Pomorskie zespoły kończą rok w odmiennych humorach. Bezbarwna Arka rozbita przez Czarnych

(fot. Czarni To Wy)

Grupa Sierleccy Czarni Słupsk pewnie pokonali w Gdyni KGŻ Arkę 84:67. W ostatnim meczu w tym roku obu zespołów nie było wątpliwości – w Polsat Plus Arenie Gdynia to goście dyktowali warunki, a miejscowi odpowiadali skutecznie tylko w pierwszej kwarcie.

– Litewski łącznik dojechał? – pytał Michała Michalaka w pomeczowym, telewizyjnym wywiadzie w Polsacie Sport współkomentujący mecz Tomasz Jankowski. Mimo dziwacznej techniki rzutowej Donatas Sabeckis wydaje się dawać Czarnym to, czego brakowało w tym sezonie, przy okazji uwalniając potencjał pozostałych graczy. Wprawdzie litewski rozgrywający trafił tylko dwa z dziewięciu rzutów z gry, ale też pokazał, że zostawiania go bez obrony za linią rzutów trzypunktowych może się zemścić. Trafił dwa razy, ale też wprowadził spokój, przegląd boiska i konsekwentne akcje otwierające możliwości rzutowe kolegów z zespołu.
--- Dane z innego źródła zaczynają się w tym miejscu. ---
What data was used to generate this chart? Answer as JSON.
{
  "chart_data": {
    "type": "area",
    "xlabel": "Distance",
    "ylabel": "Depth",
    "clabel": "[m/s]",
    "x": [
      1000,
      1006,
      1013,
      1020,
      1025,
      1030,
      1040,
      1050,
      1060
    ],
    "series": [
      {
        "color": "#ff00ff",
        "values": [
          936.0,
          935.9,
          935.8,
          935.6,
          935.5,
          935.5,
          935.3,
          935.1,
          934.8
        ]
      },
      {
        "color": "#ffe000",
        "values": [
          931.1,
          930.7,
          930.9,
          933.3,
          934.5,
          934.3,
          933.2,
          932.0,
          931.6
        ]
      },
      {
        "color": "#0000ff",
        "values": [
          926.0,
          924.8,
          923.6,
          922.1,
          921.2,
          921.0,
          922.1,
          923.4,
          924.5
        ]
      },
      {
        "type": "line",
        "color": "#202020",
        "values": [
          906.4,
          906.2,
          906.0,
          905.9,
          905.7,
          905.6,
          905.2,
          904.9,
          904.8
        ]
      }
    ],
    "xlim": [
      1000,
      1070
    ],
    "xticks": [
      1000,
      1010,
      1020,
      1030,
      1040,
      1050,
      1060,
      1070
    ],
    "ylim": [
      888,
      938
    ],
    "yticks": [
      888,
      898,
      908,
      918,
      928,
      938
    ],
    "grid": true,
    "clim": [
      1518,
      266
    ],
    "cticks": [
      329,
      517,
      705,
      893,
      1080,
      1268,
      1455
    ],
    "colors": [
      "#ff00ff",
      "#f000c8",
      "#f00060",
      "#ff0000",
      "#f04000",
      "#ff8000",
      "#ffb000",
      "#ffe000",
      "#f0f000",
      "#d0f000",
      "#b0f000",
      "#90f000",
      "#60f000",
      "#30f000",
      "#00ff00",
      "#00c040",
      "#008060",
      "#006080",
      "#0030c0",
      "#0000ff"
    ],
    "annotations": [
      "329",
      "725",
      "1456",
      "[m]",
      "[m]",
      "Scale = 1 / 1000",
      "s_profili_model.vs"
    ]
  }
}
Dużo spokojniej i pewniej grał Mike Caffey, do bólu egzekwujący rzuty, które po prostu trafiał, w tym meczu zdobywając 20 punktów. Lepiej i dużo korzystniej dla zespołu grali Michał Michalak i MaCio Tigue, czy Benas Griciunas. Sabeckis dał Czarnym solidność i odciążył graczy obwodowych i to działało. Trzeci mecz z rzędu słupszczanie wygrali w dobrym stylu. Do skuteczności musi wrócić Verners Kohs, który spadł ze średnią zdobywanych punktów poniżej 10, ale po prostu nie oddawał rzutów. Być może przez rozszerzoną rotację brakuje dla Łotysza sposobności do zdobywania punktów.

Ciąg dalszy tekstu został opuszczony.